Dealer Risk Limits and Currency Returns
Empirical validation of the theory that financial frictions such as financial institutions’ risk-bearing constraints can affect exchange rate dynamics has eluded researchers in part because it is difficult to observe the constraints of the specific actors. The fact that risk-bearing constraints are endogenous to the broader market conditions that may govern exchange rates further hinders validation. This paper provides empirical support for the role of financial intermediaries in driving exchange rate dynamics by focusing on the constraints of global banks’ currency trading desks. The authors use a novel supervisory data set on risk limits at the trading-desk level to show that movements in market-maker constraints do in fact affect exchange rates when there is a currency flow to be mediated.
Key Findings
- Shocks to banks’ risk limits have sizable effects on exchange rates, exacerbating the effects from shifts in net currency demand.

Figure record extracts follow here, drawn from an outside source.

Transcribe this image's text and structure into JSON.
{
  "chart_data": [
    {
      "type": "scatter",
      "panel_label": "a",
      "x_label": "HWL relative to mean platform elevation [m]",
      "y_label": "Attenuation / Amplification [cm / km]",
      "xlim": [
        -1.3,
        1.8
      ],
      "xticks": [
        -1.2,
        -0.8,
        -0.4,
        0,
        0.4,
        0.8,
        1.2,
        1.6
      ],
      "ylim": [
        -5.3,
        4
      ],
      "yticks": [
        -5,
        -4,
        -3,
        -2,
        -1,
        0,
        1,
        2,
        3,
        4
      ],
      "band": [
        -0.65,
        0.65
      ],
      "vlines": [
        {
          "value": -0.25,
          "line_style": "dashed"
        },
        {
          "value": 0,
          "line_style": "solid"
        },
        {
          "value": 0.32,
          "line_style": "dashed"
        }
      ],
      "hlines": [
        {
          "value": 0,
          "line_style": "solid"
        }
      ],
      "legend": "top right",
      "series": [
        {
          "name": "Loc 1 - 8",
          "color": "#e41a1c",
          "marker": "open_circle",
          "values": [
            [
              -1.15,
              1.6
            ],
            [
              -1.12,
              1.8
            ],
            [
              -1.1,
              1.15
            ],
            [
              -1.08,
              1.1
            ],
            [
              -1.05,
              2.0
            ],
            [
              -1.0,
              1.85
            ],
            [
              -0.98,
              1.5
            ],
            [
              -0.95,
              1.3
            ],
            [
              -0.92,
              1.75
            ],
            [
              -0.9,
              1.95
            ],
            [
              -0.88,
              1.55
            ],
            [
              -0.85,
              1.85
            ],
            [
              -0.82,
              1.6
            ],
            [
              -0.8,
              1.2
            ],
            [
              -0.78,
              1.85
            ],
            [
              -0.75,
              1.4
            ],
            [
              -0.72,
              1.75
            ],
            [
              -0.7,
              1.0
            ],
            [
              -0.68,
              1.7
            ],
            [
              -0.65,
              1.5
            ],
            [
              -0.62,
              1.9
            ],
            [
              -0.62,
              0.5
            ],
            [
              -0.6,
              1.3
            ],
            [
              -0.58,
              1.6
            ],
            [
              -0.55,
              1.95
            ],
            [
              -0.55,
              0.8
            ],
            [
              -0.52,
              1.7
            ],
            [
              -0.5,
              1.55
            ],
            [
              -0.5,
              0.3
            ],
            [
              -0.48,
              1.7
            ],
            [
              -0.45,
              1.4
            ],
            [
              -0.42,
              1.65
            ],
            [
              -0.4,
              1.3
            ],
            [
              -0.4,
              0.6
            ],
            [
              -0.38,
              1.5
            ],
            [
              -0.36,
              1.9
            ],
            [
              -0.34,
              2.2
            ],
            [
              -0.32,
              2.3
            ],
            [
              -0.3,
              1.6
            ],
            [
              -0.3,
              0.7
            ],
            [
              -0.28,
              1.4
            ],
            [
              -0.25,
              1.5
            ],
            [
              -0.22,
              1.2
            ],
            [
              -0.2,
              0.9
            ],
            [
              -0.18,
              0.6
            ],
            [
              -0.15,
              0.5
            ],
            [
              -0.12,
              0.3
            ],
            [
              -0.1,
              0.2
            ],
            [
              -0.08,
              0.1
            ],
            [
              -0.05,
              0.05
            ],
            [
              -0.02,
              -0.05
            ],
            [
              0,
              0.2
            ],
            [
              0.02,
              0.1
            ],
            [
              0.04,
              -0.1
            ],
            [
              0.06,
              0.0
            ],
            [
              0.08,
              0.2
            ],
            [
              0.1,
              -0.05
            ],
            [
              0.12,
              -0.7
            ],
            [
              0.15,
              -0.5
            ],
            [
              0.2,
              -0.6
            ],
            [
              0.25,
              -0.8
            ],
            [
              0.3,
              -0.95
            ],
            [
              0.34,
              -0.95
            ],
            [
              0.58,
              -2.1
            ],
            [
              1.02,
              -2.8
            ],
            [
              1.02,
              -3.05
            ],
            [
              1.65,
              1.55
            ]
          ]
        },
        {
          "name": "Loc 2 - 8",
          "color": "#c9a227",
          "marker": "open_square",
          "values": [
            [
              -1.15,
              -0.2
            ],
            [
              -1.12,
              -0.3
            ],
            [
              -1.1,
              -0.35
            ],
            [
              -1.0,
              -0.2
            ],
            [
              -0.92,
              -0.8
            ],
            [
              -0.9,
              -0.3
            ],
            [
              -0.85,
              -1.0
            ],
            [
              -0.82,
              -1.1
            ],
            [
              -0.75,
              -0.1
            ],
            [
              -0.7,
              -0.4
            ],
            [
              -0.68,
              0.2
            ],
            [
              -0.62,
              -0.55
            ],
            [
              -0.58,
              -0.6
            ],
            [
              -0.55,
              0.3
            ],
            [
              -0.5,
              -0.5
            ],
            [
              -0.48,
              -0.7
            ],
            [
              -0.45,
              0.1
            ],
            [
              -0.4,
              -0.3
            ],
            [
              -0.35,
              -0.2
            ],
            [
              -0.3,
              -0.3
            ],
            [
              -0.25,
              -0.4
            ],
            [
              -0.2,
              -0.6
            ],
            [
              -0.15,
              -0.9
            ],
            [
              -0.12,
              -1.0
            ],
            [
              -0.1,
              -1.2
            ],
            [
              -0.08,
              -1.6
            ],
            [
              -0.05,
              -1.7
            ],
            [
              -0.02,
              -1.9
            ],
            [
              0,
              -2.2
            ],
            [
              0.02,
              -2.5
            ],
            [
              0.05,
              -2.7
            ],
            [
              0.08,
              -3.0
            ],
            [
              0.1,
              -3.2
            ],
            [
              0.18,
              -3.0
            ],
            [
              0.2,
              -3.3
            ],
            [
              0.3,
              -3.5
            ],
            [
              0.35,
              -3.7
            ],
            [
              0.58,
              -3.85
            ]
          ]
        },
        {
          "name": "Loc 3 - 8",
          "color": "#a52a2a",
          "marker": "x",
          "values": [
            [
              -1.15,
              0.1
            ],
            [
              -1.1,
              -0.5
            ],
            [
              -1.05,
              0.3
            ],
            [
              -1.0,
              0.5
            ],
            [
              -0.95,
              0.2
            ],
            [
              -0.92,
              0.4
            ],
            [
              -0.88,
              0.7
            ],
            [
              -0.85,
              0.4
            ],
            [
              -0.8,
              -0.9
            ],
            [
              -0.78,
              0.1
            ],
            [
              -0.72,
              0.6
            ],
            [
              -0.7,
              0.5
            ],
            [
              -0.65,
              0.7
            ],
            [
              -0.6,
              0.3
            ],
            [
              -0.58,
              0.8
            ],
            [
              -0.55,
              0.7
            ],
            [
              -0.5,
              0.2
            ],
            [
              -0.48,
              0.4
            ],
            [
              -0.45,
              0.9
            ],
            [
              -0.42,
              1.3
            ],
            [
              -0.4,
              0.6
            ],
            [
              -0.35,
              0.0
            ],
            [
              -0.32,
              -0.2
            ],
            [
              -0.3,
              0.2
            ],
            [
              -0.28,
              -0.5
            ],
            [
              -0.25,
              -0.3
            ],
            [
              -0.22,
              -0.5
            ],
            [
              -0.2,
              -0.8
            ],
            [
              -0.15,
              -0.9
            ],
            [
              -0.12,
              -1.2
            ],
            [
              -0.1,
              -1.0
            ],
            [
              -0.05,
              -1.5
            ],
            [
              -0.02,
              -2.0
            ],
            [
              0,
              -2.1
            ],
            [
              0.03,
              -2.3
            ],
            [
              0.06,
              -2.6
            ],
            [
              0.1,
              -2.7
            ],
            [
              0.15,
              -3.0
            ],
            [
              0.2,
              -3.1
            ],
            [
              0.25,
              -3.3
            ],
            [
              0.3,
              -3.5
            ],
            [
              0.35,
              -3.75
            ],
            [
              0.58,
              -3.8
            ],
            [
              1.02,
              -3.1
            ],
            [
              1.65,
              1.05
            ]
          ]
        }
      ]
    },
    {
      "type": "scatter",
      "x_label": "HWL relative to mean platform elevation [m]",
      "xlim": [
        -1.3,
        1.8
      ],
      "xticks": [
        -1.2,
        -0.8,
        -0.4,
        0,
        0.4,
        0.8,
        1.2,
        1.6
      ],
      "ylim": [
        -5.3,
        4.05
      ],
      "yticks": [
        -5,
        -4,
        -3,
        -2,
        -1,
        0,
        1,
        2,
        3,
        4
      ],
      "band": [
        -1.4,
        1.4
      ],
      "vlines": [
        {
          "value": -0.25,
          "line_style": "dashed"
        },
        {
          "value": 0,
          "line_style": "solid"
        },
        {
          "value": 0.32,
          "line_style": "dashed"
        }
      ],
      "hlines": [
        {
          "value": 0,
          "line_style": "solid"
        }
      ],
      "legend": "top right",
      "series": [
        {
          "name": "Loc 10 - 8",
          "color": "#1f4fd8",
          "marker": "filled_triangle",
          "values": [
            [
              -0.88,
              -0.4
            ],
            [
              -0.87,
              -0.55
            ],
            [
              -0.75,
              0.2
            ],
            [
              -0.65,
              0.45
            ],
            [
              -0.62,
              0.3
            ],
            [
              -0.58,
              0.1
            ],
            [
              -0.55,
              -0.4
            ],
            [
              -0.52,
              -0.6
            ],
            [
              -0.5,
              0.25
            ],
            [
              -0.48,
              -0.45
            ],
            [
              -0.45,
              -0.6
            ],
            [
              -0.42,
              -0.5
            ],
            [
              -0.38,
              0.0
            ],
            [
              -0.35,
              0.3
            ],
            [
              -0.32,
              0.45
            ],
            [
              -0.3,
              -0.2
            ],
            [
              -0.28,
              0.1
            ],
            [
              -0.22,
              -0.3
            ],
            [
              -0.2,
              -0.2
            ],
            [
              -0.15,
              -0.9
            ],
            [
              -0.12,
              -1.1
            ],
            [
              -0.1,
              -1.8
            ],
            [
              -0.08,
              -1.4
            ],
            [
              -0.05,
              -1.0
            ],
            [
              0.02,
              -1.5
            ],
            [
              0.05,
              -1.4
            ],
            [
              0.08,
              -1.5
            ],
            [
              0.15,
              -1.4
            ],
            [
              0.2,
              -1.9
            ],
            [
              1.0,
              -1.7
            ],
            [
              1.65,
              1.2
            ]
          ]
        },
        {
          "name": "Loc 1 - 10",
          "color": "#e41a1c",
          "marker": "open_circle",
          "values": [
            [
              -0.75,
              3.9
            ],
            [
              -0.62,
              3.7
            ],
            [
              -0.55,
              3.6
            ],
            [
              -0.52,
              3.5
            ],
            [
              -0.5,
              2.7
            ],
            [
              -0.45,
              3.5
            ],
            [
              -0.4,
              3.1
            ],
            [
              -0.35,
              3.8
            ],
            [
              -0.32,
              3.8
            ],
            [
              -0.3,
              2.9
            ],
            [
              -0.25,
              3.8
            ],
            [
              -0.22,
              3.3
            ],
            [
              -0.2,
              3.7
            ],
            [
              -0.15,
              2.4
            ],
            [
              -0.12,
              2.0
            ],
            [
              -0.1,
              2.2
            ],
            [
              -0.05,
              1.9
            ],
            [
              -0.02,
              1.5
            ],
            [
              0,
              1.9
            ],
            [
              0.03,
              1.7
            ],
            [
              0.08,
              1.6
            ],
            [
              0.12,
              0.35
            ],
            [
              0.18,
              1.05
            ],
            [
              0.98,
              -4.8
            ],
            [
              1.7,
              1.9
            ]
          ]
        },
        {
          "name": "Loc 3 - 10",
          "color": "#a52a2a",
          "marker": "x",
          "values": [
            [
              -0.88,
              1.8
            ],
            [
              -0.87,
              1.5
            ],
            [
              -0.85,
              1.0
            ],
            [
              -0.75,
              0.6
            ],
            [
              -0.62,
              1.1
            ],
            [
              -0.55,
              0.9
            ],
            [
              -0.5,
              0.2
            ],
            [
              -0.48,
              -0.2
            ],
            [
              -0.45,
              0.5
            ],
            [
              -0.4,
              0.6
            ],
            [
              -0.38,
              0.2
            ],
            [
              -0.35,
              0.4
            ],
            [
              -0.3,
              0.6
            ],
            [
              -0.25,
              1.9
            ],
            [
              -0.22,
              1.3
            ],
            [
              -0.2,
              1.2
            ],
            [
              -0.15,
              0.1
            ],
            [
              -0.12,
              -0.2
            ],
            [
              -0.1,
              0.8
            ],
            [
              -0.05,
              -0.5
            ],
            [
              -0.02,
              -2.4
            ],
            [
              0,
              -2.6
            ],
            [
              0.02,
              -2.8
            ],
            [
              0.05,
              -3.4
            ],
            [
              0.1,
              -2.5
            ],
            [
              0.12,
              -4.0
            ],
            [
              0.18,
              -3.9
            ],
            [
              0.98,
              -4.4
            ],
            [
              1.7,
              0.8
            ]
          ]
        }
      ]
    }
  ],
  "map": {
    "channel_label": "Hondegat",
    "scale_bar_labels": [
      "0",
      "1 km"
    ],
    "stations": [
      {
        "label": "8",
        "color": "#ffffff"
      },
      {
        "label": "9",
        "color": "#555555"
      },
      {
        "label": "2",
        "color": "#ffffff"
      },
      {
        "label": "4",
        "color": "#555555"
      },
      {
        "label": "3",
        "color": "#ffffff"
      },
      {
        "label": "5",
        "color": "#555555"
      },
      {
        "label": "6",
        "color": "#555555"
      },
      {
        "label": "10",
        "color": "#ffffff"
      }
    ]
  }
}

- Tighter risk-limit shocks prompt larger bid–ask spreads and a reduction in aggregate exposure of US dealers toward foreign currencies, regardless of the direction of currency flows.

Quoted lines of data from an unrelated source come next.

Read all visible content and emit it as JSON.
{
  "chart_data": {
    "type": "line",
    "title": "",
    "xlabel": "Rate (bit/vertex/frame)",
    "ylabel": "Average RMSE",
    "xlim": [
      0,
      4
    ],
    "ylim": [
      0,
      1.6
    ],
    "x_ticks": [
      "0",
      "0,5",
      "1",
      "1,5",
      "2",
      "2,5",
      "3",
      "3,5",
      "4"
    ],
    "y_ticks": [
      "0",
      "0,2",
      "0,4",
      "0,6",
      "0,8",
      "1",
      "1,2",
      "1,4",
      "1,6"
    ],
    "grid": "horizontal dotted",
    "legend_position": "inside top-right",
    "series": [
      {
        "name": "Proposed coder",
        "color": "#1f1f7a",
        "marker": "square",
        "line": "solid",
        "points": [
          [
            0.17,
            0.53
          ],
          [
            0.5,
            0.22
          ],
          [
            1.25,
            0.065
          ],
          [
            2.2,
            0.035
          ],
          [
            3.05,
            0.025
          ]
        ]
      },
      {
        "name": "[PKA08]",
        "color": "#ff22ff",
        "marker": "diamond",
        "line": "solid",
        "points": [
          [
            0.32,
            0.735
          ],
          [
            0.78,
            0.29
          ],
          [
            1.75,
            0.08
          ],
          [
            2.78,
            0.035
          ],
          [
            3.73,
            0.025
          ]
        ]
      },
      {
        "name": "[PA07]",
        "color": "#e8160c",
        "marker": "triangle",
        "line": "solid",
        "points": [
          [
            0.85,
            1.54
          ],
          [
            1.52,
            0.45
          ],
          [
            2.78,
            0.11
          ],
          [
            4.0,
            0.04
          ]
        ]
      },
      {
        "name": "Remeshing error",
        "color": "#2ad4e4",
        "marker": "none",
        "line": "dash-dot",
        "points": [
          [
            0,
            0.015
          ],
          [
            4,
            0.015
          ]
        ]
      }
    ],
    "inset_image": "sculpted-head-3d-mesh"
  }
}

- The effects of idiosyncratic limit shocks on foreign exchange markets are transitory, suggesting that other dealer banks step in over time and bring the exchange market back to the previous equilibrium.
- Risk-limit shocks also cause changes in covered interest parity deviations, which serves as evidence that banks’ intermediation ability is a key mechanism behind the findings. Consistent with the finding that bid–ask spreads increase at the currency level, intermediation spreads (trading margins) across all currencies at the bank level also increase.
- For the majority of currencies, risk-limit shocks have significant and sizable effects, although there is variation in the magnitude of the exchange rate response, with more volatile currencies exhibiting stronger responses to such shocks.
Implications
Market makers may hold only a small share of the total foreign exchange risk, yet due to their central intermediation function, shocks to their risk limits have sizable implications for currency pricing.
Abstract
We leverage supervisory microdata to uncover the role of global banks' risk limits in driving exchange rate dynamics. Consistent with a model of currency intermediation under risk constraints, shocks to dealers’ risk limits lead to price and quantity adjustments in the foreign exchange market. We show that dealers adjust their net position and increase the bid–ask spread in response to granularly identified limit shocks, leading to lower turnover and an adjustment in currency returns. These shocks exacerbate the effects of net currency demand on exchange rate movements, as predicted by theory, and trigger deviations from covered interest parity.